1) Created three Human objects


Human human1 = new Human(21,"Sham");
Human human2 = new Human(42,"Paul");
Human human3 = new Human(18,"John");

2) Declare a HashSet and add the Human objects to the HashSet.


Set hashSet = new HashSet();
hashSet.add(human1);

3) We are creating a new object 'human4' for holding the details of 'Paul'.


Human human4 = new Human(42,"Paul");

4) We have added the object 'human4' to the hashSet.


hashSet.add(human4);

But 'human4' contains the details of 'Paul' whose age is '42'. And if we see closely 'Paul' is already in the hashSet, since we have already added 'human2' object.So, the duplicate entry is getting inserted in the HashSet. But why?

Let's understand the cause:


How does a Set prevents duplicate entries while insertion?

Set has a contains() method, which again takes the help of equals() method to check for duplicates.

And if you remember equals() compares the objects by reference. i.e. By its memory location.

Now, when we are trying to insert an object('human4' in the above case), java takes the help of equals() method to check by the memory location of the object.

In simple words the equals() method does not check what is stored inside the Object. It only checks if two objects belongs to the same memory location.


How to solve this problem?

The Solution is, we have to override hashCode() and equals() method in our class.

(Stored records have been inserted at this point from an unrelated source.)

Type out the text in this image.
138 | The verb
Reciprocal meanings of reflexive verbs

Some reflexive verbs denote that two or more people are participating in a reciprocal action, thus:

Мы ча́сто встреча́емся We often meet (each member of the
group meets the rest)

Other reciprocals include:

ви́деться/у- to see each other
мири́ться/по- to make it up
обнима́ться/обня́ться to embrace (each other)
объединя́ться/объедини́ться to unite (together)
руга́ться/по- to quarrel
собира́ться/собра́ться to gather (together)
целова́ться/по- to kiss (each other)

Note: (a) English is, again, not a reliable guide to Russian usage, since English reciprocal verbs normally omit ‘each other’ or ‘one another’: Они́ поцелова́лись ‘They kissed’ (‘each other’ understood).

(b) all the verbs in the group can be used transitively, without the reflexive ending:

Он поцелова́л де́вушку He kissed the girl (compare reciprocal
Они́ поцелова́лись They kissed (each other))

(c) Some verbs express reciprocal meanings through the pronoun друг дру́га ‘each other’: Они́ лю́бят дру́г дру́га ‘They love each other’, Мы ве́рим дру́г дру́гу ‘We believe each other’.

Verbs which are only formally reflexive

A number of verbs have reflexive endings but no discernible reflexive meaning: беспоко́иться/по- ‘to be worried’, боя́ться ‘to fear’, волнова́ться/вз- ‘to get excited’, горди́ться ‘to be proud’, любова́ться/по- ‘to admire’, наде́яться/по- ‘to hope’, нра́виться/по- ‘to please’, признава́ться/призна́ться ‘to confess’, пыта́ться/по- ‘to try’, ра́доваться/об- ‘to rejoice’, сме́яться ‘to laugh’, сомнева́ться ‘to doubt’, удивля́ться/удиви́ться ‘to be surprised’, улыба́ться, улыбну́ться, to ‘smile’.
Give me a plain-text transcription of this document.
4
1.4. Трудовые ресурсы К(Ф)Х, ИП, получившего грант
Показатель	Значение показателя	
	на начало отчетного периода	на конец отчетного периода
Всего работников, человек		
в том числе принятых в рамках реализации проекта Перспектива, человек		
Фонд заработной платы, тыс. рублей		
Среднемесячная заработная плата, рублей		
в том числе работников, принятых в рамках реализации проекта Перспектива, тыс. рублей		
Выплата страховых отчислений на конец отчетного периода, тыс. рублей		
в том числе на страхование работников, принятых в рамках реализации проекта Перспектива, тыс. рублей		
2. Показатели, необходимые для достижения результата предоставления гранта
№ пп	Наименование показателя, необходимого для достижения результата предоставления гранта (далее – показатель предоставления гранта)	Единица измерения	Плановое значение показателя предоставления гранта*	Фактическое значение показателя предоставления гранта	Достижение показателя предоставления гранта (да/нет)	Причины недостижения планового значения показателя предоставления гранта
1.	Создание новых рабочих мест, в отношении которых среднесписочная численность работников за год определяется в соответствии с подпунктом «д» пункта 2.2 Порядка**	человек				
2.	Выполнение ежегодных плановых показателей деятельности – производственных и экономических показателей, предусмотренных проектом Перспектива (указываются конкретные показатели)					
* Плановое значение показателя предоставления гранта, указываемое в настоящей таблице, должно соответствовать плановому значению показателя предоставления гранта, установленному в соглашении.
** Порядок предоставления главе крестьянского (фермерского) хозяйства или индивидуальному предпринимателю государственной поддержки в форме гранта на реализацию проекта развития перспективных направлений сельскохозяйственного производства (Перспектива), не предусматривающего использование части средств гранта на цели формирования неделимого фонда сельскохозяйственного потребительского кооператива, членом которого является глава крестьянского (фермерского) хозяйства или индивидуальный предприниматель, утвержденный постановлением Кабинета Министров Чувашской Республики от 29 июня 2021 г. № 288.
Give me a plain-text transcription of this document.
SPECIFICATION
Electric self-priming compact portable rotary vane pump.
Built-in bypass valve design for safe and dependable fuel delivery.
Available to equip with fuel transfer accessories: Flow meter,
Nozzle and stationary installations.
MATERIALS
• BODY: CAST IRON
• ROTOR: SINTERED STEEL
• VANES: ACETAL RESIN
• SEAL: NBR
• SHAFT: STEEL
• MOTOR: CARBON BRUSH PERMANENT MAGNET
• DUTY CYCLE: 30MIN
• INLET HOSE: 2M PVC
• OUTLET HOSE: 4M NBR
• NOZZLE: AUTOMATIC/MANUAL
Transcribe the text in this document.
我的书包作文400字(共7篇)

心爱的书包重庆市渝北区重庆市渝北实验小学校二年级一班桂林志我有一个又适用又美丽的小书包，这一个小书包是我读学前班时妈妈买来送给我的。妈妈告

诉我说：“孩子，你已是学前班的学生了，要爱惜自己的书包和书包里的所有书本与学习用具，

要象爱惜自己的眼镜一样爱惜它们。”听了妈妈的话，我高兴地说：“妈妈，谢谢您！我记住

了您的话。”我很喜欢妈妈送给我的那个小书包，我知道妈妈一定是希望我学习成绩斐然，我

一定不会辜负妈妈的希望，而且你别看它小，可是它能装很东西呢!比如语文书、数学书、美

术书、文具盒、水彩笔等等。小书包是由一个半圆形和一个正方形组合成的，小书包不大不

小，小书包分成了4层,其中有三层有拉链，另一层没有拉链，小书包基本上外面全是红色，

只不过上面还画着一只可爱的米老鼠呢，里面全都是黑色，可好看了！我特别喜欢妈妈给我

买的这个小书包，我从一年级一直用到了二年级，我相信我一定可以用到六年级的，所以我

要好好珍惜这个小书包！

Let us redefine the hashCode() and equals() in the Human class.


class Human{

  int age;
  String name;

  -- getters, setters and constructors ---

  @Override
  public boolean equals(Object object) {

    Human human = (Human) object;

    if(human.getAge() == age && human.getName().equals(name))
     return true;
    else
     return false;
   }

  @Override
  public int hashCode() {
    int value;
    value = age + name.hashCode();

    return value;
  }

}

We have redefined the equals() method where we have mentioned that the objects should be compared based on value and not on memory location.

Also we have overridden the hashCode() method and put a custom logic. So that the hash code is calculated not based on the memory location(Since the default implementation of hashCode() calculates the hash code based on the memory location).